So I wrote an MQTT broker once (twice really, but I never really finished the second version). It’s now my go-to way of learning a new computer language. Once Rust finally makes it to version 1.0, I’ll write an MQTT broker in it as well. It’s a problem I know well now, it tackles the hairy problems of networking and concurrency, and it’s small enough to not become a huge time sink. So that’s how I decided to try and learn Haskell.
With the immense paradigm shift that came with learning Haskell came a much longer development time. I’m ok with that, especially given that the code is so much shorter. This time I decided to BDD the whole thing, using Cucumber to drive the acceptance tests and writing unit tests for the rest.

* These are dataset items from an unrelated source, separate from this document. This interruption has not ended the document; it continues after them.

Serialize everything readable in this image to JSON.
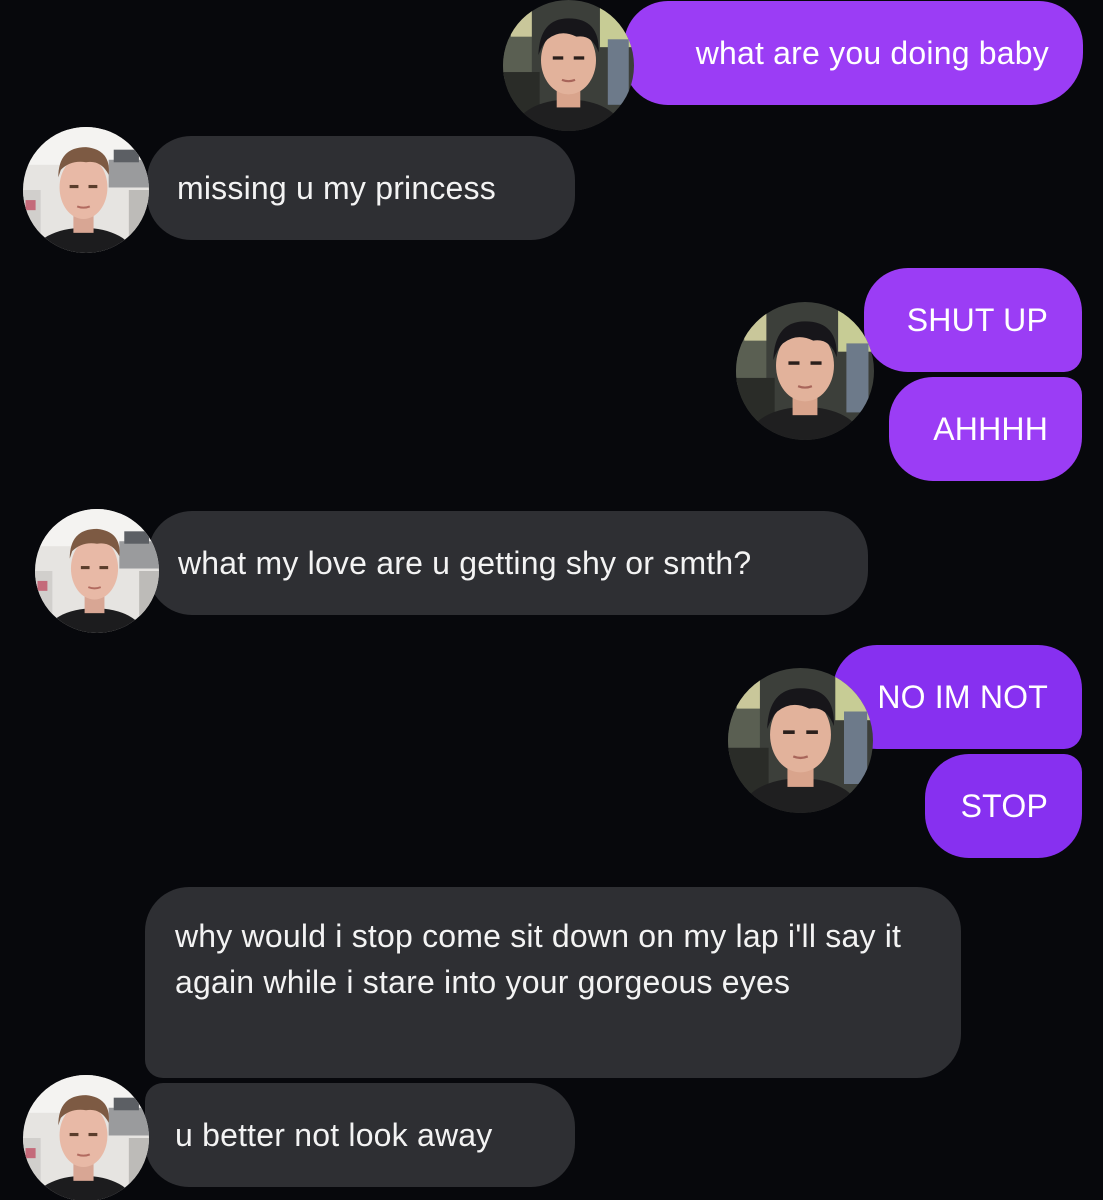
{
  "colors": {
    "background": "#07080c",
    "sent_bubble_primary": "#9b3df5",
    "sent_bubble_alt": "#8730f0",
    "received_bubble": "#2e2f33"
  },
  "avatars": {
    "sender": "avatar-dark-hair-man",
    "receiver": "avatar-blond-man"
  },
  "messages": [
    {
      "from": "me",
      "text": "what are you doing baby"
    },
    {
      "from": "them",
      "text": "missing u my princess"
    },
    {
      "from": "me",
      "text": "SHUT UP"
    },
    {
      "from": "me",
      "text": "AHHHH"
    },
    {
      "from": "them",
      "text": "what my love are u getting shy or smth?"
    },
    {
      "from": "me",
      "text": "NO IM NOT"
    },
    {
      "from": "me",
      "text": "STOP"
    },
    {
      "from": "them",
      "text": "why would i stop come sit down on my lap i'll say it again while i stare into your gorgeous eyes"
    },
    {
      "from": "them",
      "text": "u better not look away"
    }
  ]
}
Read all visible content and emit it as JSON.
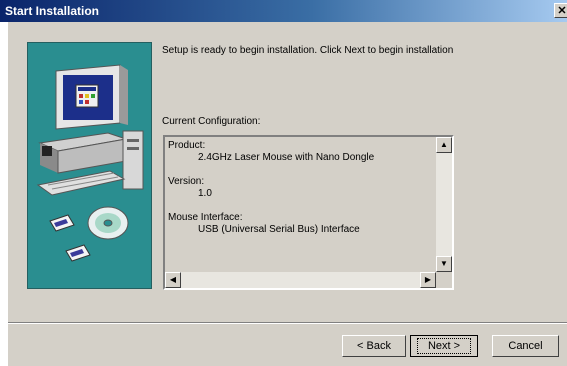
{
  "window": {
    "title": "Start Installation",
    "close_label": "✕"
  },
  "main": {
    "message": "Setup is ready to begin installation. Click Next to begin installation",
    "config_label": "Current Configuration:"
  },
  "config": {
    "product_label": "Product:",
    "product_value": "2.4GHz Laser Mouse with Nano Dongle",
    "version_label": "Version:",
    "version_value": "1.0",
    "interface_label": "Mouse Interface:",
    "interface_value": "USB (Universal Serial Bus) Interface"
  },
  "scroll": {
    "up": "▲",
    "down": "▼",
    "left": "◀",
    "right": "▶"
  },
  "buttons": {
    "back": "< Back",
    "next": "Next >",
    "cancel": "Cancel"
  },
  "colors": {
    "titlebar_start": "#0a246a",
    "titlebar_end": "#a6caf0",
    "panel": "#2a8e90",
    "face": "#d4d0c8"
  }
}
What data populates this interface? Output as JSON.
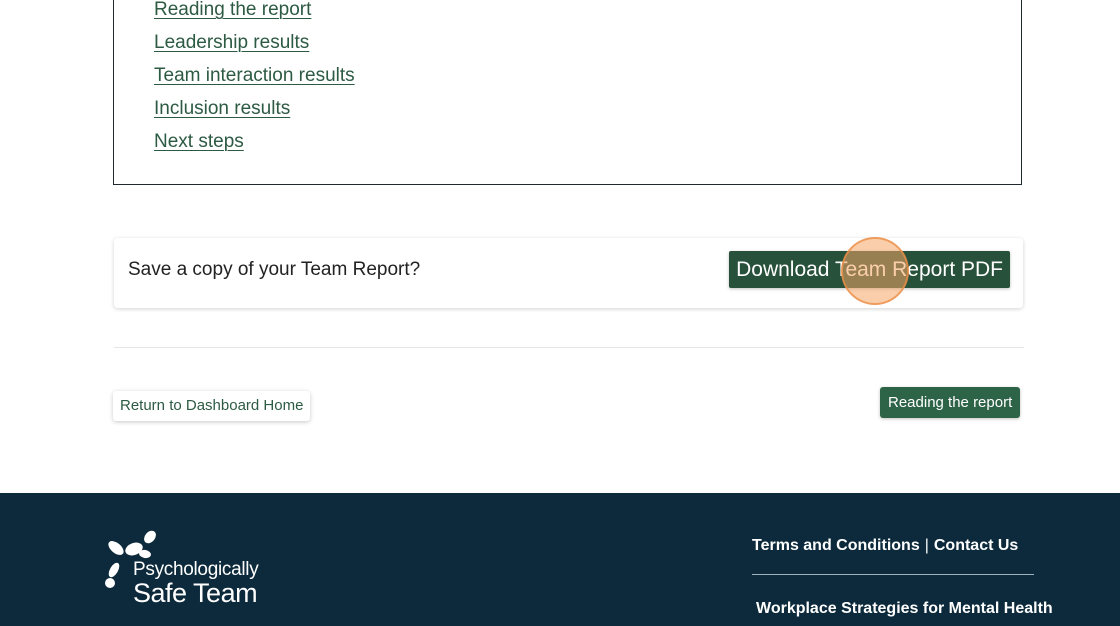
{
  "toc": {
    "items": [
      "Reading the report",
      "Leadership results",
      "Team interaction results",
      "Inclusion results",
      "Next steps"
    ]
  },
  "save_card": {
    "prompt": "Save a copy of your Team Report?",
    "download_label": "Download Team Report PDF"
  },
  "nav": {
    "return_label": "Return to Dashboard Home",
    "next_label": "Reading the report"
  },
  "footer": {
    "logo_line1": "Psychologically",
    "logo_line2": "Safe Team",
    "terms_label": "Terms and Conditions",
    "separator": "|",
    "contact_label": "Contact Us",
    "org_label": "Workplace Strategies for Mental Health"
  },
  "colors": {
    "brand_green": "#27513a",
    "link_green": "#2d5a43",
    "footer_navy": "#0c2a3b",
    "click_highlight": "#f5a564"
  }
}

After much toiling and trying to wrap my head around monads (I finally understand them! It only took months of reading multiple different blog posts and using them…), I got a version that compiled and passed all tests. A working MQTT broker! So let’s run Jeff’s benchmark on it to see how it compares with the implementations in other languages and… oops.
The program hangs. I try again with 10 messages and 2 connections. It still hangs. How can this be? I did my due dilligence, didn’t I? Aren’t Haskell programs just supposed to work if they compile? I mean, I had to jump around hoops to write a function to convert character literals into Word8 values so write my tests! After a lot of “printf” debugging (the Haskell debugging experience is not ideal) I find what’s causing the bug, and as always, it seems obvious in hindsight.
Networking is dirty, ugly and variable. Not the kind of thing that lends itself well to being unit-tested. So I cheated a bit. The part that dealt with client connections and whether or not the server should disconnect went into the main loop and wasn’t unit tested at all. I felt bad about it at the time but let it go on one of those “it’s ok, I know what I’m doing” feelings. And as usual, I break my own rules at my own peril.
I had an acceptance test for it, and it passed. It just wasn’t comprehensive enough. The TCP traffic has to be just so to trigger the bug, and it’s actually hard to craft packets that look like real-world usage scenarios. Who wants to have a list of bytes 512 bytes long in their test code, much less several of them?
My conclusion of the error of my ways? Not enough unit-testing. Too much code outside the nice, warm and fuzzy pure core. The feeling I shook off about the dirty networking code not being unit tested? I’m never doing that again. The fix is going to be relatively simple: purify as much of the code as I can so it’s trivially unit-testable and have the “real” code be a thin wrapper over the pure code.
The worst is that was already my belief of how to develop robust software. I just didn’t follow my own advice.